Options trading is the effect of a contract that allows the possessor the right to buy and sell certain quantities of stock and other securities and the purchases hold good only till the expiry date of the contract is reached and the purchases are limited to certain prices. The total cost of options trading is ascertained by factors such as expiry date, asset price, and strike price. In this form of trading, a trader has two options - "calls" and "puts" - before him. These options are the basic building blocks of all possible combinations associated with options trading.
It is worthwhile to note that one option unit is equivalent to 100 units of the underlying stock and a trader can make use of any of them or a combination. Let us read more about the two options (calls and puts) to develop and maintain a clear and complete understanding.
Every call and put must have a buyer and seller and while the option buyer has rights, the option seller has obligations. A call is a kind of contract wherein the buyer gets the right to purchase a certain quantity of stock at a strike price on an expiration date. The seller, meanwhile, is obliged to sell the "promised" stock at the strike price to the buyer.
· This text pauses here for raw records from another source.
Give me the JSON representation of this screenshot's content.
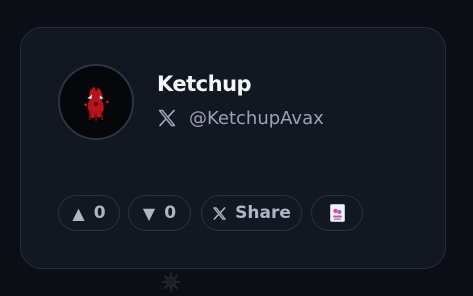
{
  "profile": {
    "name": "Ketchup",
    "handle": "@KetchupAvax",
    "avatar_icon": "red-ketchup-creature-avatar",
    "social_icon": "x-logo-icon"
  },
  "actions": {
    "upvote_symbol": "▲",
    "upvote_count": "0",
    "downvote_symbol": "▼",
    "downvote_count": "0",
    "share_label": "Share",
    "nft_icon": "card-thumbnail-icon"
  },
  "colors": {
    "background": "#0b0e14",
    "card": "#121822",
    "border": "#252d3a",
    "name": "#f3f5f8",
    "muted": "#9aa3b4",
    "accent_red": "#c0141b"
  },
  "footer_icon": "gear-icon"
}
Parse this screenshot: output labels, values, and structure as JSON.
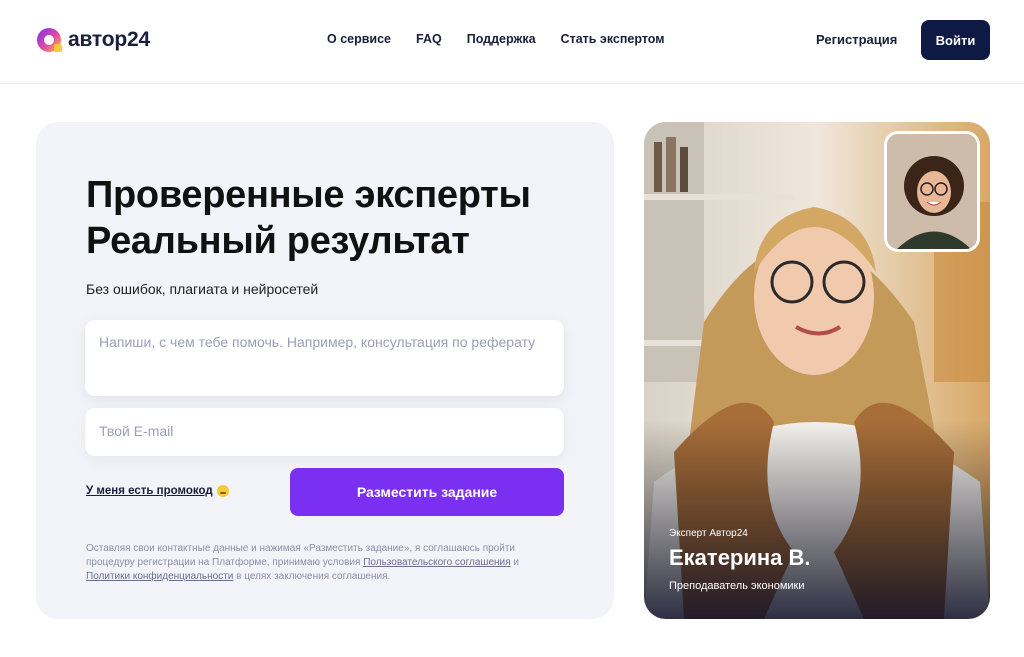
{
  "header": {
    "logo_text": "автор24",
    "nav": [
      "О сервисе",
      "FAQ",
      "Поддержка",
      "Стать экспертом"
    ],
    "register_label": "Регистрация",
    "login_label": "Войти"
  },
  "hero": {
    "title_line1": "Проверенные эксперты",
    "title_line2": "Реальный результат",
    "subtitle": "Без ошибок, плагиата и нейросетей",
    "task_placeholder": "Напиши, с чем тебе помочь. Например, консультация по реферату",
    "email_placeholder": "Твой E-mail",
    "promo_label": "У меня есть промокод",
    "submit_label": "Разместить задание",
    "legal_text1": "Оставляя свои контактные данные и нажимая «Разместить задание», я соглашаюсь пройти процедуру регистрации на Платформе, принимаю условия ",
    "legal_link1": "Пользовательского соглашения",
    "legal_and": " и ",
    "legal_link2": "Политики конфиденциальности",
    "legal_text2": " в целях заключения соглашения."
  },
  "expert": {
    "label": "Эксперт Автор24",
    "name": "Екатерина В.",
    "role": "Преподаватель экономики"
  },
  "colors": {
    "brand_dark": "#0f1a44",
    "accent_purple": "#7b2ff0",
    "card_bg": "#f3f4f9"
  }
}
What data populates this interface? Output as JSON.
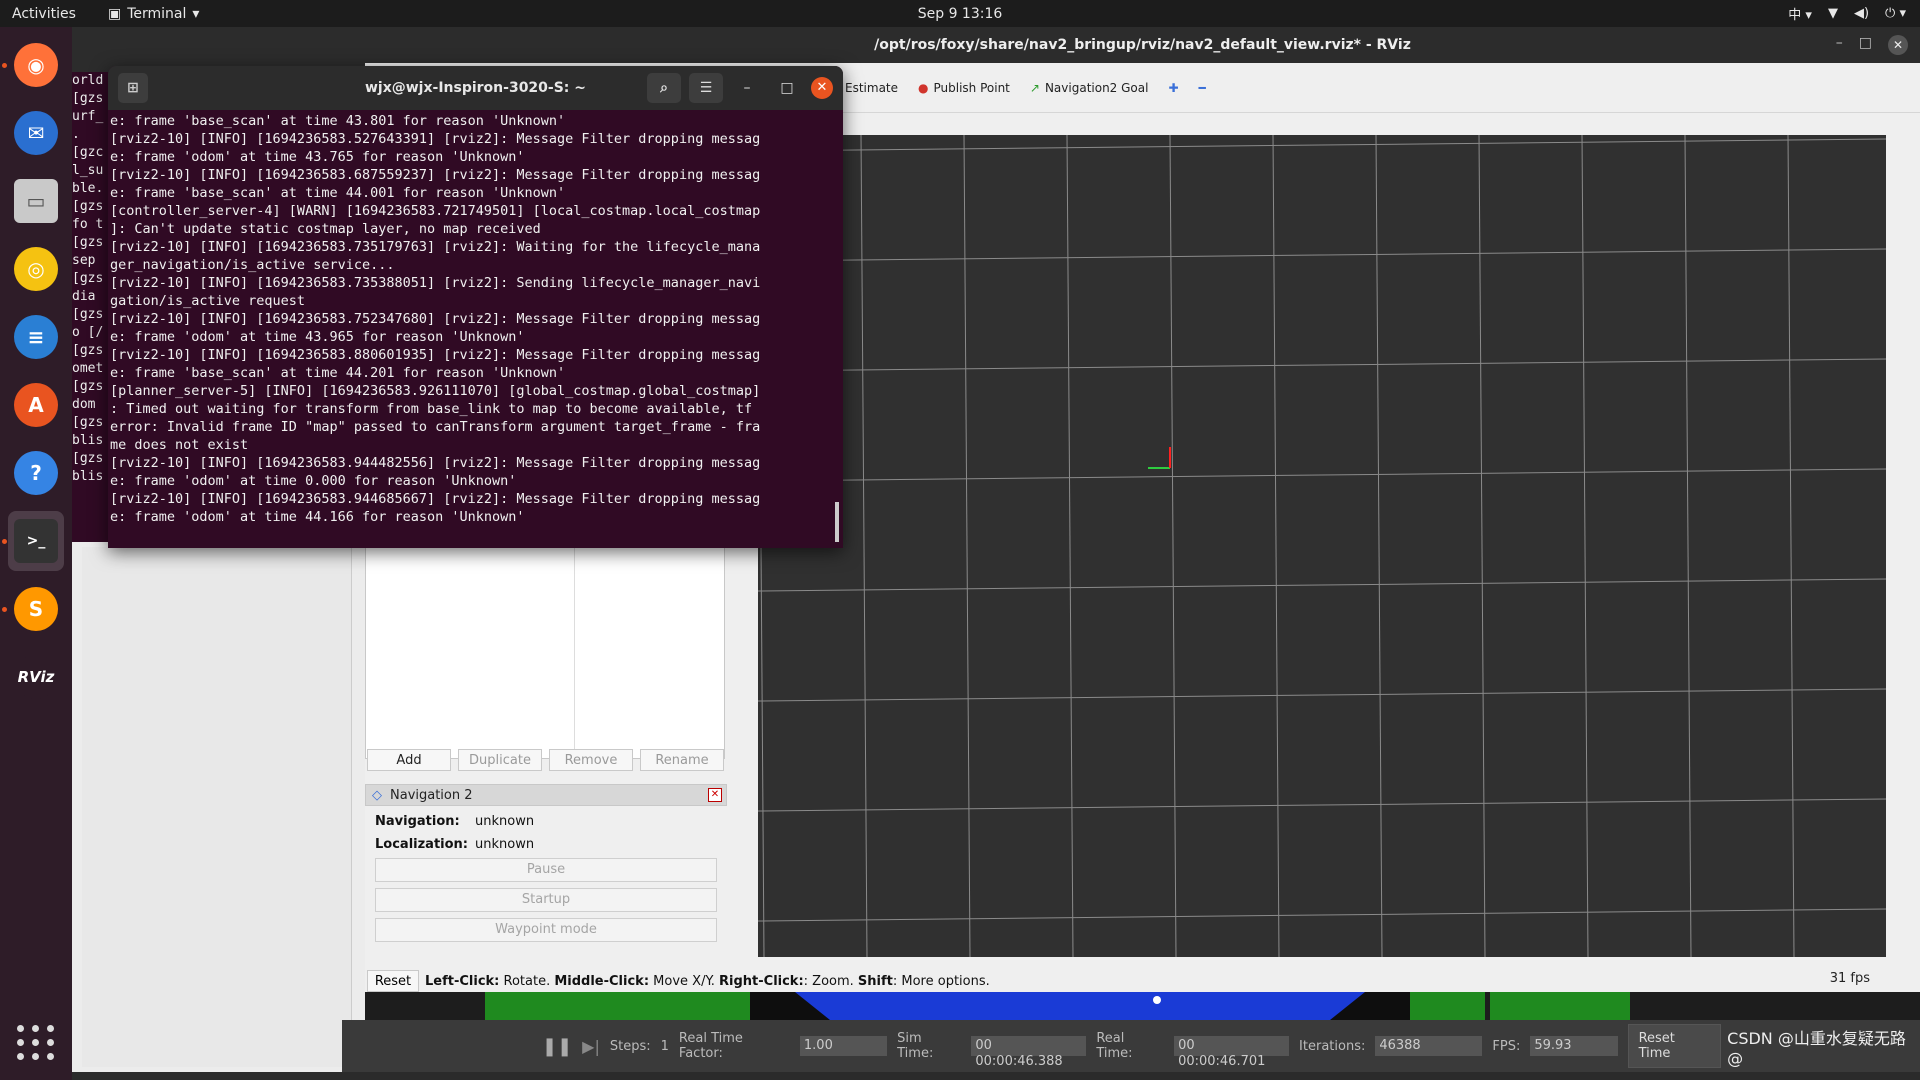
{
  "topbar": {
    "activities": "Activities",
    "app_name": "Terminal",
    "clock": "Sep 9  13:16",
    "input_method": "中"
  },
  "dock": {
    "items": [
      {
        "name": "firefox-icon",
        "color": "#ff7139"
      },
      {
        "name": "thunderbird-icon",
        "color": "#2a6fd0"
      },
      {
        "name": "files-icon",
        "color": "#c9c9c9"
      },
      {
        "name": "rhythmbox-icon",
        "color": "#f5c211"
      },
      {
        "name": "writer-icon",
        "color": "#2a7fd4"
      },
      {
        "name": "software-center-icon",
        "color": "#e95420"
      },
      {
        "name": "help-icon",
        "color": "#3584e4"
      },
      {
        "name": "terminal-icon",
        "color": "#333333"
      },
      {
        "name": "sublime-icon",
        "color": "#ff9800"
      },
      {
        "name": "rviz-icon",
        "color": "#2e1c28"
      }
    ]
  },
  "bg_terminal": {
    "lines": [
      "orld",
      "[gzs",
      "urf_",
      ".",
      "[gzc",
      "l_su",
      "ble.",
      "[gzs",
      "fo t",
      "[gzs",
      " sep",
      "[gzs",
      " dia",
      "[gzs",
      "o [/",
      "[gzs",
      "omet",
      "[gzs",
      "dom ",
      "[gzs",
      "blis",
      "[gzs",
      "blis"
    ]
  },
  "rviz": {
    "title": "/opt/ros/foxy/share/nav2_bringup/rviz/nav2_default_view.rviz* - RViz",
    "toolbar": {
      "estimate": "Estimate",
      "publish_point": "Publish Point",
      "nav2_goal": "Navigation2 Goal"
    },
    "displays_buttons": {
      "add": "Add",
      "duplicate": "Duplicate",
      "remove": "Remove",
      "rename": "Rename"
    },
    "nav_panel": {
      "title": "Navigation 2",
      "navigation_label": "Navigation:",
      "navigation_value": "unknown",
      "localization_label": "Localization:",
      "localization_value": "unknown",
      "pause": "Pause",
      "startup": "Startup",
      "waypoint": "Waypoint mode"
    },
    "status": {
      "reset": "Reset",
      "left_click": "Left-Click:",
      "left_action": " Rotate. ",
      "middle_click": "Middle-Click:",
      "middle_action": " Move X/Y. ",
      "right_click": "Right-Click:",
      "right_action": ": Zoom. ",
      "shift": "Shift",
      "shift_action": ": More options."
    },
    "fps": "31 fps"
  },
  "gazebo": {
    "steps_label": "Steps:",
    "steps_value": "1",
    "rtf_label": "Real Time Factor:",
    "rtf_value": "1.00",
    "sim_label": "Sim Time:",
    "sim_value": "00 00:00:46.388",
    "real_label": "Real Time:",
    "real_value": "00 00:00:46.701",
    "iter_label": "Iterations:",
    "iter_value": "46388",
    "fps_label": "FPS:",
    "fps_value": "59.93",
    "reset_time": "Reset Time",
    "watermark": "CSDN @山重水复疑无路@"
  },
  "terminal": {
    "title": "wjx@wjx-Inspiron-3020-S: ~",
    "body": "e: frame 'base_scan' at time 43.801 for reason 'Unknown'\n[rviz2-10] [INFO] [1694236583.527643391] [rviz2]: Message Filter dropping messag\ne: frame 'odom' at time 43.765 for reason 'Unknown'\n[rviz2-10] [INFO] [1694236583.687559237] [rviz2]: Message Filter dropping messag\ne: frame 'base_scan' at time 44.001 for reason 'Unknown'\n[controller_server-4] [WARN] [1694236583.721749501] [local_costmap.local_costmap\n]: Can't update static costmap layer, no map received\n[rviz2-10] [INFO] [1694236583.735179763] [rviz2]: Waiting for the lifecycle_mana\nger_navigation/is_active service...\n[rviz2-10] [INFO] [1694236583.735388051] [rviz2]: Sending lifecycle_manager_navi\ngation/is_active request\n[rviz2-10] [INFO] [1694236583.752347680] [rviz2]: Message Filter dropping messag\ne: frame 'odom' at time 43.965 for reason 'Unknown'\n[rviz2-10] [INFO] [1694236583.880601935] [rviz2]: Message Filter dropping messag\ne: frame 'base_scan' at time 44.201 for reason 'Unknown'\n[planner_server-5] [INFO] [1694236583.926111070] [global_costmap.global_costmap]\n: Timed out waiting for transform from base_link to map to become available, tf\nerror: Invalid frame ID \"map\" passed to canTransform argument target_frame - fra\nme does not exist\n[rviz2-10] [INFO] [1694236583.944482556] [rviz2]: Message Filter dropping messag\ne: frame 'odom' at time 0.000 for reason 'Unknown'\n[rviz2-10] [INFO] [1694236583.944685667] [rviz2]: Message Filter dropping messag\ne: frame 'odom' at time 44.166 for reason 'Unknown'"
  }
}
A put, on the other hand, is a kind of contract wherein the buyer has a right to sell the stock at the strike price on the expiration date.
Now that we have read so much about strike price, let us read about this options trading concept. Strike or exercise price is a key variable in a derivatives contract between two parties (buyer and seller). When it is the time to deliver an underlying instrument, the trade will take place at the strike price and there is no influence of the underlying instrument's market price. Strike price, in simple words, can be described as the fixed price at which the owner of an option could purchase (in the case of a call) or sell (in the case of a put) an underlying security or instrument. In other words, strike or exercise price is the price at which the stock will be purchased or sold in case the option to buy or sell is exercised between the involved parties.
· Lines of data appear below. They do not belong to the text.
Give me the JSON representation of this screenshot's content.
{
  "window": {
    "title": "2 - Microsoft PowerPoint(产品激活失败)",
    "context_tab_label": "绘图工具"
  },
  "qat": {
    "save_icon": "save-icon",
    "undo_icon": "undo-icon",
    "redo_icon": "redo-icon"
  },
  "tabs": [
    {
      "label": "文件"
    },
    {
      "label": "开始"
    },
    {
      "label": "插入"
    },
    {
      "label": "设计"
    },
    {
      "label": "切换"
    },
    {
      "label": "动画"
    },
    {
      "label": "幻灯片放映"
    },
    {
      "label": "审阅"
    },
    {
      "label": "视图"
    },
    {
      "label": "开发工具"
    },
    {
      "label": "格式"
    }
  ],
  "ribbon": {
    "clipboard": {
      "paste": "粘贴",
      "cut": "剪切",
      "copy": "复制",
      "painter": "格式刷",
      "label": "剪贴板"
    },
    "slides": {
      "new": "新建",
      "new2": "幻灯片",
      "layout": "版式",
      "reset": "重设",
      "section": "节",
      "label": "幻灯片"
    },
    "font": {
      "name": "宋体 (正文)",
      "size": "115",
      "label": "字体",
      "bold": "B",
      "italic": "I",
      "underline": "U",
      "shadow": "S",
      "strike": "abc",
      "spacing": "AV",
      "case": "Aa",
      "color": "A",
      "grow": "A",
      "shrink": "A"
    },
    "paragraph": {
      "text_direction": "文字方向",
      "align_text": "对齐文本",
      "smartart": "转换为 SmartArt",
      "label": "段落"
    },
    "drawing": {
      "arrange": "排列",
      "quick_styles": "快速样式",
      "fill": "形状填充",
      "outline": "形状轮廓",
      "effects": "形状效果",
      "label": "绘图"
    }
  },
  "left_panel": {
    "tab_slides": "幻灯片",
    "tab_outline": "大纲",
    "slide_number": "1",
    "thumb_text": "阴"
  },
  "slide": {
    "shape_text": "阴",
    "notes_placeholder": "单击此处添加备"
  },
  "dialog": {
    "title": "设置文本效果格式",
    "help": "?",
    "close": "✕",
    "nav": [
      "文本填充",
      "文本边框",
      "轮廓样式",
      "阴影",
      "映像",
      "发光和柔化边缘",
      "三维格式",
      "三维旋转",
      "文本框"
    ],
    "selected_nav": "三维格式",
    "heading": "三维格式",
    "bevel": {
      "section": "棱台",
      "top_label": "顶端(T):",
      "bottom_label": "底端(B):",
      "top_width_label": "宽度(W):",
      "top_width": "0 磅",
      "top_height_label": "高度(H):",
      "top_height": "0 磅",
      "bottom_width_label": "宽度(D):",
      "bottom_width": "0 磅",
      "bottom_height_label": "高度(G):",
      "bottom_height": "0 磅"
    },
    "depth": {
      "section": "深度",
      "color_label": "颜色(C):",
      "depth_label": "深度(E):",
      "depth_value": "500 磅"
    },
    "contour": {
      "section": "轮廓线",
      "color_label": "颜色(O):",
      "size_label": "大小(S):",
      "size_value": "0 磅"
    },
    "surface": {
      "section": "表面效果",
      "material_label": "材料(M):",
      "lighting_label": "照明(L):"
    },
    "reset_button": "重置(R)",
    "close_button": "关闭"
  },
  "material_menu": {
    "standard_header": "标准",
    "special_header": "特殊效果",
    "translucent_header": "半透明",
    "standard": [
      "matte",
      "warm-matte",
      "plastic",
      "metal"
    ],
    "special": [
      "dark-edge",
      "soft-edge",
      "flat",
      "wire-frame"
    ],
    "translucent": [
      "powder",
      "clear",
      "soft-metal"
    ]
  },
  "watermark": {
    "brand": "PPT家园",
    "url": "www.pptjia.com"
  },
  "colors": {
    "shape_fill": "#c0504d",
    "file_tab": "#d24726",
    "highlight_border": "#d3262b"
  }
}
A trader needs to be absolutely sure of his foresight and profit strategy before he leaves the demo trading account to get a live trading account. This is primarily because absence or lack of research and practice can make it difficult for him to become successful in the world of options trading. Since options trading does not require huge capital and profits can come easy and big, this is a rewarding option for traders who want to make big money in a short span of time. It is, however, always recommended that potential traders have a clear understanding of options trading basics such as strike price, puts, calls, long positions, short positions, hedging, speculation, and volatility so that they don't end up making the wrong calculations and trading moves.